No corporation for profit shall upon the incorporation thereof engage in business in the Territory until three-fourths of its authorized capital stock has been subscribed for nor until ten per cent of its authorized capital stock has been paid in by the acquisition of cash or by the acquisition of property of a value equal to ten percent of the authorized capital stock nor until the affidavit or affidavits required by subpart 2.5 of chapter 1 have been filed, provided that in no case shall any corporation for profit upon the incorporation thereof engage in business in the Territory until not less than $1,000 of its authorized capital stock has been paid in by the acquisition of cash or by the acquisition of property of a net value of not less than $1,000. In case of any violation of this section by any corporation, the incorporators and the directors thereof at the time the corporation commences to engage in business shall in their individual and private capacities be jointly and severally liable to the corporation and the stockholders and creditors thereof in the event of its bankruptcy or insolvency or in the event of its dissolution for any loss suffered by the corporation or its stockholders or creditors.
[2] Comments (a) and (b) to the Restatement section explain it thus:


When a plaintiff recovers a valid and final personal judgment, his original claim is extinguished and rights upon the judgment are substituted for it. The plaintiff's original claim is said to be "merged" in the judgment. . . .

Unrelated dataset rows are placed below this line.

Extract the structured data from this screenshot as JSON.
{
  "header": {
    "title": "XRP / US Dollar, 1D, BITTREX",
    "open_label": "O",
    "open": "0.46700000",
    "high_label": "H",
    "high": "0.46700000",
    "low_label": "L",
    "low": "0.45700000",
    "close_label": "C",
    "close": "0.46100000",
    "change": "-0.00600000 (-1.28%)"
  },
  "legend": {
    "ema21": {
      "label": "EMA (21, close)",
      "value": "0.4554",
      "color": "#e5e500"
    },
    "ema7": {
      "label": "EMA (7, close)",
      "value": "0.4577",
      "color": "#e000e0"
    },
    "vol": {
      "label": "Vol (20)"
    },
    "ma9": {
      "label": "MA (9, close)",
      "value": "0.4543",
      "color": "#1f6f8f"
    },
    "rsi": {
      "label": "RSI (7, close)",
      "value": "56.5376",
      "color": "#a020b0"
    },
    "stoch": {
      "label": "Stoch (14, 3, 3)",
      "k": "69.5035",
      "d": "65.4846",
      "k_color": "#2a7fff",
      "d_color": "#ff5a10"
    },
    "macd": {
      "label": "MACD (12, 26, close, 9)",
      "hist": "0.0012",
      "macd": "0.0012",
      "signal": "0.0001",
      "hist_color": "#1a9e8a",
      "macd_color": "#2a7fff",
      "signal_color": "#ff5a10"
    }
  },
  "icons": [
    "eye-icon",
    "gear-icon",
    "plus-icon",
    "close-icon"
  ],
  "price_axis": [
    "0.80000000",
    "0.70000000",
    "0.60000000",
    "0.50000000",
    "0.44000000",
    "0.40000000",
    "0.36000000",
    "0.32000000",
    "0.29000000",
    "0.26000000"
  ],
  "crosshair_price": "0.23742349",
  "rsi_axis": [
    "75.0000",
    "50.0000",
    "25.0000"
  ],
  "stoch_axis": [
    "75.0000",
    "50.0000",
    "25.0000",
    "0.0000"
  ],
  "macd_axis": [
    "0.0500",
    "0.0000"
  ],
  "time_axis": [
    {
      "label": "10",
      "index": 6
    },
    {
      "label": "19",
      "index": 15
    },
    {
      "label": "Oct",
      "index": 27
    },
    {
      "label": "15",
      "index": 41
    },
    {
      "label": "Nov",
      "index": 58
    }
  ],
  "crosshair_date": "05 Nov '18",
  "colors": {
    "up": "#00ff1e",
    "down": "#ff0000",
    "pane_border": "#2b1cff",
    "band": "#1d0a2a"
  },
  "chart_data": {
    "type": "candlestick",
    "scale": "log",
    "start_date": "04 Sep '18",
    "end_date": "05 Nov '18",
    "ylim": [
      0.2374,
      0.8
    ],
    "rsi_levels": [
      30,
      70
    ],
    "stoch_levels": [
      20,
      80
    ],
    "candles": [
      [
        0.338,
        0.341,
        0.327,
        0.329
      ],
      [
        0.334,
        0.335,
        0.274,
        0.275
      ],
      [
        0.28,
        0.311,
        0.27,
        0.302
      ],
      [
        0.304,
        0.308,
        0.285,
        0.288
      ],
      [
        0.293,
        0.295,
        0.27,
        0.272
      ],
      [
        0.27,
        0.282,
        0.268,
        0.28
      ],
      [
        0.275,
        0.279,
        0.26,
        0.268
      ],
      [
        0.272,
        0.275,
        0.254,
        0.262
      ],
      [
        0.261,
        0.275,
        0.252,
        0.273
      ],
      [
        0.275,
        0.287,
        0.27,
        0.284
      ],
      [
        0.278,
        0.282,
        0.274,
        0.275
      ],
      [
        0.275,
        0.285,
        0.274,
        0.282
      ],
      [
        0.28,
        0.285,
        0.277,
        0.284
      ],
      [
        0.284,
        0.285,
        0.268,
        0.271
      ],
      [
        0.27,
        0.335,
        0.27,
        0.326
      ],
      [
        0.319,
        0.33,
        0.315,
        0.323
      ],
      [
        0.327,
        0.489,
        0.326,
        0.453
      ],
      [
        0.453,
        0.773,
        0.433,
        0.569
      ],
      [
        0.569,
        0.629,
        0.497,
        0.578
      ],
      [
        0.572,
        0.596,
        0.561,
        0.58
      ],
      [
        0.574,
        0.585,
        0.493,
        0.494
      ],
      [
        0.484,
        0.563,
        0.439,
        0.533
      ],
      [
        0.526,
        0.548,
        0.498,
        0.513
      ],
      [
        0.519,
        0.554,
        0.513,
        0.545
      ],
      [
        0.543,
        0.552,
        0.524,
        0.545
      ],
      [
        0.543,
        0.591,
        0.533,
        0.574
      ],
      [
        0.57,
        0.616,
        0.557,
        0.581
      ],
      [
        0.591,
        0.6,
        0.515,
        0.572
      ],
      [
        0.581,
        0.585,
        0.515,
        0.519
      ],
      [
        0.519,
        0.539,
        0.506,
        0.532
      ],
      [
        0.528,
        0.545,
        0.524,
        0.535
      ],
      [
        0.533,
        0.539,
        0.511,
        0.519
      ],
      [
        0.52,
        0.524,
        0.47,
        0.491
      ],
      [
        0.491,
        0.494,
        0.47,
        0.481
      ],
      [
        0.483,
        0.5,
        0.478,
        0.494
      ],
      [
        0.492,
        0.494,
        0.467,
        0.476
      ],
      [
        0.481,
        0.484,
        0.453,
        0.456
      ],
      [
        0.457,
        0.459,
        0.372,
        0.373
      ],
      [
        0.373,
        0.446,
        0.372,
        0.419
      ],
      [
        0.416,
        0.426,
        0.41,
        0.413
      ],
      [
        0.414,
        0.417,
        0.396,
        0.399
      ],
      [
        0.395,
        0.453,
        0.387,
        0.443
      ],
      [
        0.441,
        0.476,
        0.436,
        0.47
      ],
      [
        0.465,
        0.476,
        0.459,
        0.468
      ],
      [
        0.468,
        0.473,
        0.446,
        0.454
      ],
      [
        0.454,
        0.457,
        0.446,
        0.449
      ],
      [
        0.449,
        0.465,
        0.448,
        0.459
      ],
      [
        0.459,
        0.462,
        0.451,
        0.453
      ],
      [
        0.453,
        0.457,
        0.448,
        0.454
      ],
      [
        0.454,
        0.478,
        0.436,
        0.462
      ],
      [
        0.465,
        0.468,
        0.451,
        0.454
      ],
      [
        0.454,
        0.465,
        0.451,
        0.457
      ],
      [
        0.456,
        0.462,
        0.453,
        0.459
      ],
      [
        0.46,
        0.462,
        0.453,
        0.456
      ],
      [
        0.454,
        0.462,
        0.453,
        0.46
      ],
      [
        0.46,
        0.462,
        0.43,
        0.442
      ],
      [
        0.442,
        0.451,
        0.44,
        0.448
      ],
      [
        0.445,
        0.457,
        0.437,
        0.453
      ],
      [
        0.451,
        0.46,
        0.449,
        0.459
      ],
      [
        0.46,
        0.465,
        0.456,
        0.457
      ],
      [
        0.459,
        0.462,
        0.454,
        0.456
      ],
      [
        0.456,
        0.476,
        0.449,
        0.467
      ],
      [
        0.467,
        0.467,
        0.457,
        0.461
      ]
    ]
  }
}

After merger of the original claim in a judgment for the plaintiff, the plaintiff may not maintain an action on the original claim in the state that rendered the judgment.


Restatement (Second) of Judgments § 18 cmts. a, b (1982).

[3] One possibility is that defendants had in mind the issue of fact in Civil Action 1988-090 concerning Gallen's payment of $5,100 as stated in the stock affidavit. However, collateral estoppel would not apply to the stipulation that Gallen had paid the required amount, because that issue was not litigated. An issue is not actually litigated "if it is the subject of a stipulation between the parties." Restatement (Second) of Judgments § 27 cmt. e (1982). Furthermore, "[i]n the case of a judgment entered by confession, consent, or default, none of the issues is actually litigated." Id. Gallen admits that the judgment against him in Civil Action No. 1988-090 was a consent judgment.
[4] This is construing facts in the light most favorable to defendants, i.e. that they did not know at any time before 1989 that Mid-Pac was incorporated in violation of the C.P.A. regulations.